Rolling Shutter is used to simulate the type of rolling shutter effect seen in footage shot with digital cameras that use CMOS-based sensors such as Blackmagics, Alexas, REDs, and even iPhones. This method is implemented by rolling (moving) the shutter across the camera area instead of the entire image area all at the same time.

The Rolling Shutter direction specifies the direction that the rolling shutter takes place. The default is Off and can be set to Top (top to bottom being the most common scanning direction), Bottom, Left or Right.

Interesting effects can be achieved when combining motion blur Length with Rolling Shutter:

_{Motion blur Length from 0 to 2}

Filtermap

Weights the camera sample by a scalar amount defined by the shader linked to the Filtermap. This shader will use as an input, u,v coordinates in image-space coords (0,1) and x,y in pixel coordinates.
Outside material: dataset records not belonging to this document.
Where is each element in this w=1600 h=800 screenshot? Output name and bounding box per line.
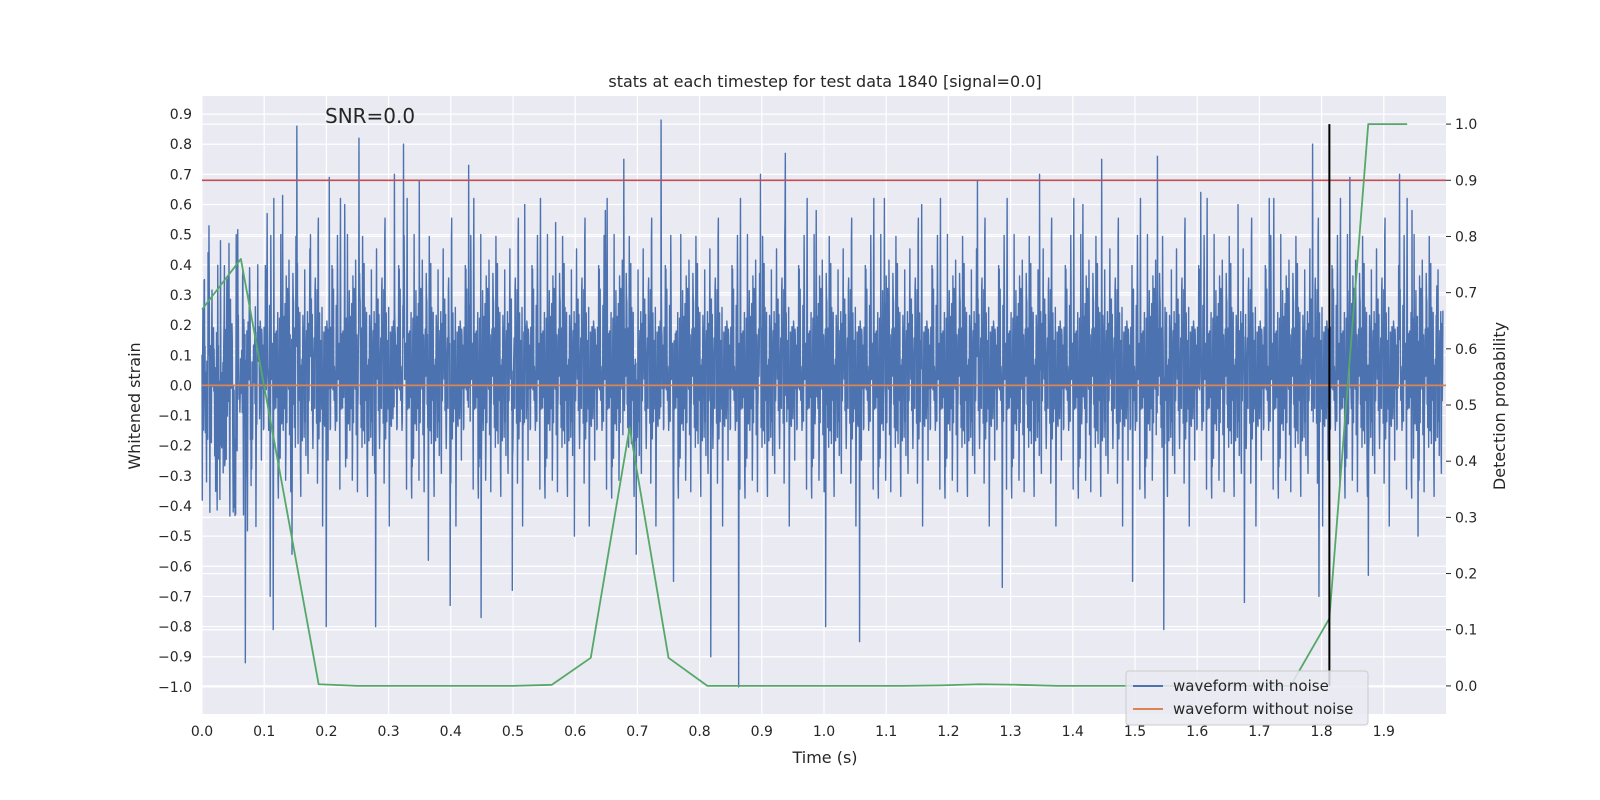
snr-annotation: SNR=0.0	[325, 104, 415, 128]
y-tick-label: −0.4	[158, 499, 192, 515]
y-tick-label: 0.5	[170, 228, 192, 244]
y-tick-label: 0.6	[170, 198, 192, 214]
x-tick-label: 1.4	[1062, 724, 1084, 740]
x-tick-label: 0.8	[688, 724, 710, 740]
y2-tick-label: 0.6	[1455, 342, 1477, 358]
y2-tick-label: 0.1	[1455, 623, 1477, 639]
legend-label-noise: waveform with noise	[1173, 677, 1329, 695]
x-tick-label: 1.6	[1186, 724, 1208, 740]
series-waveform-with-noise	[201, 119, 1444, 688]
x-tick-label: 0.5	[502, 724, 524, 740]
y-tick-label: 0.7	[170, 167, 192, 183]
y-axis-label: Whitened strain	[125, 342, 144, 469]
chart-title: stats at each timestep for test data 184…	[608, 72, 1041, 91]
y2-tick-label: 0.8	[1455, 229, 1477, 245]
y-tick-label: −0.6	[158, 559, 192, 575]
y2-tick-label: 0.4	[1455, 454, 1477, 470]
y2-tick-label: 0.9	[1455, 173, 1477, 189]
y2-axis-label: Detection probability	[1490, 322, 1509, 490]
x-tick-label: 0.1	[253, 724, 275, 740]
y-tick-label: −0.8	[158, 620, 192, 636]
x-tick-label: 1.0	[813, 724, 835, 740]
legend-box	[1125, 670, 1369, 726]
x-tick-label: 1.8	[1310, 724, 1332, 740]
y-tick-label: 0.9	[170, 107, 192, 123]
noise-waveform-layer	[201, 119, 1444, 688]
y-tick-label: −0.3	[158, 469, 192, 485]
x-tick-label: 0.3	[377, 724, 399, 740]
y2-tick-label: 0.3	[1455, 510, 1477, 526]
x-tick-label: 1.2	[937, 724, 959, 740]
y-tick-label: 0.2	[170, 318, 192, 334]
x-tick-label: 1.7	[1248, 724, 1270, 740]
x-tick-label: 1.5	[1124, 724, 1146, 740]
x-tick-label: 0.4	[440, 724, 462, 740]
y-tick-label: −0.1	[158, 409, 192, 425]
x-tick-label: 1.9	[1373, 724, 1395, 740]
y2-tick-label: 0.2	[1455, 567, 1477, 583]
y-tick-label: 0.3	[170, 288, 192, 304]
legend: waveform with noise waveform without noi…	[1125, 670, 1369, 726]
x-tick-label: 0.2	[315, 724, 337, 740]
y-tick-label: 0.4	[170, 258, 192, 274]
y-tick-label: 0.8	[170, 137, 192, 153]
y-tick-label: −0.9	[158, 650, 192, 666]
y2-tick-label: 0.5	[1455, 398, 1477, 414]
x-tick-label: 0.6	[564, 724, 586, 740]
y-tick-label: −0.7	[158, 589, 192, 605]
legend-label-clean: waveform without noise	[1173, 700, 1353, 718]
y-tick-label: −0.2	[158, 439, 192, 455]
x-axis-label: Time (s)	[791, 748, 857, 767]
tick-labels: 0.0 0.1 0.2 0.3 0.4 0.5 0.6 0.7 0.8 0.9 1.0 1.1 1.2 1…	[158, 107, 1477, 740]
y2-tick-label: 1.0	[1455, 117, 1477, 133]
y2-tick-label: 0.7	[1455, 286, 1477, 302]
x-tick-label: 1.1	[875, 724, 897, 740]
x-tick-label: 1.3	[999, 724, 1021, 740]
y-tick-label: −1.0	[158, 680, 192, 696]
y2-tick-label: 0.0	[1455, 679, 1477, 695]
y-tick-label: −0.5	[158, 529, 192, 545]
x-tick-label: 0.7	[626, 724, 648, 740]
y-tick-label: 0.1	[170, 348, 192, 364]
x-tick-label: 0.0	[191, 724, 213, 740]
y-tick-label: 0.0	[170, 378, 192, 394]
x-tick-label: 0.9	[751, 724, 773, 740]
This allows you to darken certain regions of the image, perfect to simulate vignetting effects.

There is an optimization in place where if the filter returns pure black then the camera ray is not fired. This can help in cases such as when rendering with the Fisheye Camera where, depending on its autocrop setting, parts of the frame trace no rays at all.

_{Circular ramp mapped to the camera's Filtermap to create a vignette effect}

Handedness

Chooses the 'right' handed or 'left' handed coordinate system.

Screen Window Min

This defines the 2d window in the projection plane that will be rendered. If set to its default (-1,-1) (1,1) the frame will exactly match with the defined region, after taking aspect_ratio into account so that there is no distortion. These should be set if you want to stretch, squash, or zoom to a particular area in an image.

Screen Window Max

This defines the 2d window in the projection plane that will be rendered. If set to its default (-1,-1) (1,1) the frame will exactly match with the defined region, after taking aspect_ratio into account so that there is no distortion. These should be set if you want to stretch, squash, or zoom to a particular area in an image.

Exposure

Simulates the effect of camera exposure (in a non-physical way). Increasing this parameter by a value of one gives you one stop up (doubles the brightness).